Yalan haber ve terör örgütlerine verilen desteğin madalyonun bir yüzünü oluştururken diğer yüzünde İslam düşmanlığı ve yabancı karşıtlığının olduğunu dile getirdi. Müslümanlara yönelik ırkçı saldırılar ve nefret söylemlerinin pek çok yerde artış gösterdiğini bildirdi.
Medya organlarının mesuliyet duygusuyla hareket etmesi ve toplumun bir kısmını karalamaya yönelik iftiradan uzak durması gerektiğini vurguladı.
İstanbul’da Türkiye’nin ev sahipliğini yaptığı İslam Zirvesi’nde yazılı ve görsel İslam’ın doğru anlatılması, bilginin doğru yayılmasının önemini vurguladıklarını hatırlattı. Bu toplantıda üye ülkelerde medya altyapısının geliştirilmesi ve medya kuruluşları arasında iş birliği çağrısında bulunduklarını söyledi. 2025 10 Yıllık Eylem Planı çerçevesinde medya, sosyal medya ve kamu diplomasisi alanlarında hedefler belirlediklerini anımsattı.
Cumhurbaşkanı, “Üzülerek belirtmek isterim ki henüz bu hedeflere ulaşamadığımızı görüyoruz. İstanbul’da faaliyet gösterecek medya forumunun faal hale getirilmesi yerinde olacaktır.” ifadelerini kullandı.
“Önemli Bir Adım Attık”
Türkiye olarak İslam düşmanlığıyla mücadeleye büyük önem verdiklerini kaydetti.

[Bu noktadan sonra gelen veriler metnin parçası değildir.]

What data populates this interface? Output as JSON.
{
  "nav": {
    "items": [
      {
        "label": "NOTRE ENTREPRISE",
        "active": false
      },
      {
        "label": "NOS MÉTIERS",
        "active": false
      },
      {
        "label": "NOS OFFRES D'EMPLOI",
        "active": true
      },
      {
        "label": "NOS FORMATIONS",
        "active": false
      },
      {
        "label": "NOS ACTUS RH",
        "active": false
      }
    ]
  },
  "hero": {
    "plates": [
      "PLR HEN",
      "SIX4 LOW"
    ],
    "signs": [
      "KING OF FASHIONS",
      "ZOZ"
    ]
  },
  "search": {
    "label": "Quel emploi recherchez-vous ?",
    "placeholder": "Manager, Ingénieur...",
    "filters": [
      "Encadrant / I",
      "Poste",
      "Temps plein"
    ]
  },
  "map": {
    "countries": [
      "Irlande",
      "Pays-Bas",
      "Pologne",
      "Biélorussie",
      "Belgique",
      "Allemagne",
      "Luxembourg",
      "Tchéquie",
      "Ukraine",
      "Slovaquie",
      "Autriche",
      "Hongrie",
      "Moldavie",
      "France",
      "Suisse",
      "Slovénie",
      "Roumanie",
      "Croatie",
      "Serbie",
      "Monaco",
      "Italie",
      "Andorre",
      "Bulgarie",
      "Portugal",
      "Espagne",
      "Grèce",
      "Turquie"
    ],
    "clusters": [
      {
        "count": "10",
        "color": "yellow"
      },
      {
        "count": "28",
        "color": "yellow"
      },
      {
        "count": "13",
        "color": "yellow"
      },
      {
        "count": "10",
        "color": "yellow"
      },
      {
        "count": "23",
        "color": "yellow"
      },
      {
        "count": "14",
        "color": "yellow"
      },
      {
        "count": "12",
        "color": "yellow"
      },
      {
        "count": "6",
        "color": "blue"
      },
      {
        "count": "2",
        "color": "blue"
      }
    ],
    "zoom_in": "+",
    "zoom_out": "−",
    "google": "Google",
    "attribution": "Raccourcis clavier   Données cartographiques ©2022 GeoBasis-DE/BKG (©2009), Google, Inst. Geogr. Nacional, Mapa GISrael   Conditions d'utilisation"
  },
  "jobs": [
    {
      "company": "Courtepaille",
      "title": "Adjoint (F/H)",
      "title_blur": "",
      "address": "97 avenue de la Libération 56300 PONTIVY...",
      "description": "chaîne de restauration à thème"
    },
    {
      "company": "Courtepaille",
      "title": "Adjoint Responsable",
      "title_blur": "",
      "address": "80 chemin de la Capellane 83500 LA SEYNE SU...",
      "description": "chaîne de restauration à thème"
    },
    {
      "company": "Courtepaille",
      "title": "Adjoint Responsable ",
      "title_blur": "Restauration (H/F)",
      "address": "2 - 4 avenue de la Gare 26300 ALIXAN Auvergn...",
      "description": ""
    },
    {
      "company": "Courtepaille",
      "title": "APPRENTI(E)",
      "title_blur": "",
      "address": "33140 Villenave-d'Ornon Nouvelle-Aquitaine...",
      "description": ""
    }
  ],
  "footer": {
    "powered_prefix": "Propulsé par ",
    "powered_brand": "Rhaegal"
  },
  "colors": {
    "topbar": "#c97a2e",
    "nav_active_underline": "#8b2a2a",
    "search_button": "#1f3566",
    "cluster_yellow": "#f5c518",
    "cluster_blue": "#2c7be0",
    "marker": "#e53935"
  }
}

Birleşmiş Milletler Genel Kurulu’ndaki hitabında, çağrı temelinde önemli bir attıklarını belirten Erdoğan, hep birlikte duyarlığı çok daha seviyeye taşımaları gerektiğine değindi.
Filistin davasını da güçlü şekilde savunmalarının şart olduğunun altını çizdi.